By Gayatri Sankar | Last Updated: Saturday, January 10, 2015 - 16:40
 
Gayatri Sankar
The Revolutionary
 

It takes years to deliver justice here. But a few people are glad as such delays suit them the best. Special treatment and privileges make their lives rosier and they make the most of their treasured celebrity status!

Who says all are equal in the eyes of law?

Victims continue to endure the pain by recalling dreadful incidents that tear them apart. But how does it really matter? Irony dies a thousand deaths when a convicted celebrity continues to enjoy the advantages of being one!

The celebrity convict cites illness, family member’s illness and various other reasons to seek parole. But other convicts (who are non celebrities) cannot dare to put up similar requests and even if they do, how many of their applications get sanctioned?

Interestingly, the celebrity convict finds support from the fraternity he belongs to. Yes, support from those members who claim to be flag-bearers of morality. A certain celebrity on a TV show based on social evils had once spoken against candidates with criminal background, just ahead of the general elections last year. But he himself doesn’t seem to have inhibitions working with a colleague of his, convicted of a heinous crime.

A celebrity is influential, has the money and the power to mend things his own way. And things become brighter, if he hails from a politically connected family. Surprisingly, the ones who don’t waste time outraging against politicians go mysteriously silent when a convicted member from their industry plays politics with the immeasurable grief of the victims of a terribly disturbing incident.

Did you know a celebrity convict has his family to take care of and has other commitments too? He isn’t ordinary. He alone has health issues and other domestic obligations. And hence he has the right to apply for frequent paroles and enjoy months outside the ‘discomfort’ of prison!

When he gets out of jail after being blessed with parole requests, he becomes a recipient of heroic reception. He throws a party for his colleagues, who stand by him through thick and thin and lives glorious moments. But who cares if his ecstasy comes at the cost of someone else’s agony.

His jail-term comes across as job which merrily gives him frequent vacation allowances. Isn’t that interesting? His position, by virtue of his birth or rather destiny, is undoubtedly his pride and onlookers’ envy.
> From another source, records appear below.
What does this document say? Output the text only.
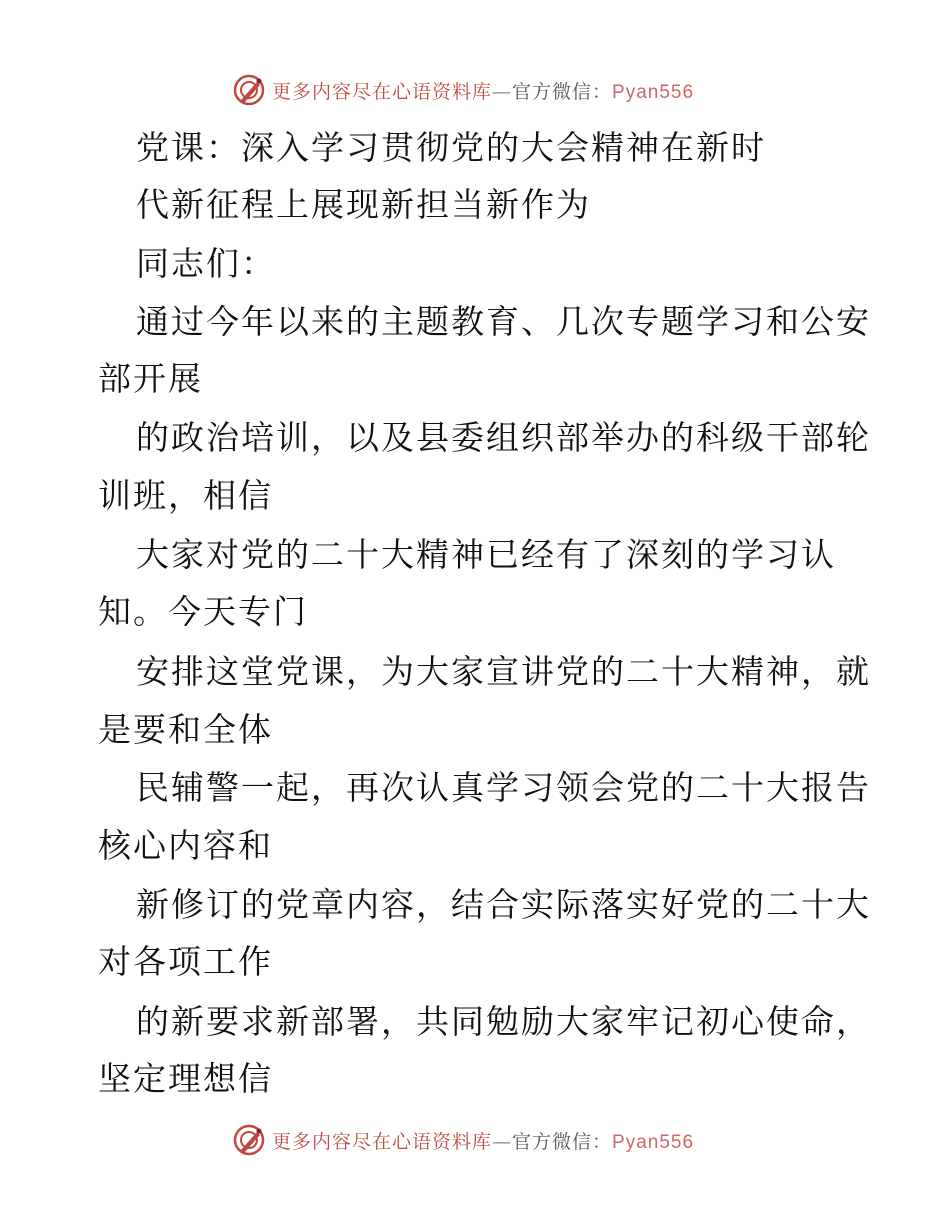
更多内容尽在心语资料库—官方微信：Pyan556
党课：深入学习贯彻党的大会精神在新时
代新征程上展现新担当新作为
同志们：
通过今年以来的主题教育、几次专题学习和公安
部开展
的政治培训，以及县委组织部举办的科级干部轮
训班，相信
大家对党的二十大精神已经有了深刻的学习认
知。今天专门
安排这堂党课，为大家宣讲党的二十大精神，就
是要和全体
民辅警一起，再次认真学习领会党的二十大报告
核心内容和
新修订的党章内容，结合实际落实好党的二十大
对各项工作
的新要求新部署，共同勉励大家牢记初心使命，
坚定理想信
更多内容尽在心语资料库—官方微信：Pyan556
A common man in this country strives hard to earn a square meal. He toils hard under the sun to earn his livelihood. Nothing comes easy for him, absolutely nothing. And on the other hand, we have people in the country, who are born with silver spoons.

The judicial system in the country gives hopes to the millions who are not privileged. But when such cases of special treatment, despite denials by authorities, come to the fore, commoners lose faith in the system. Trust deficit replaces faith that keeps hopes alive.

Such unjust treatment only forms a fraction of the overall flawed system which needs immediate attention and resurrection. Else, it wouldn’t be wrong to say that justice delayed is justice denied.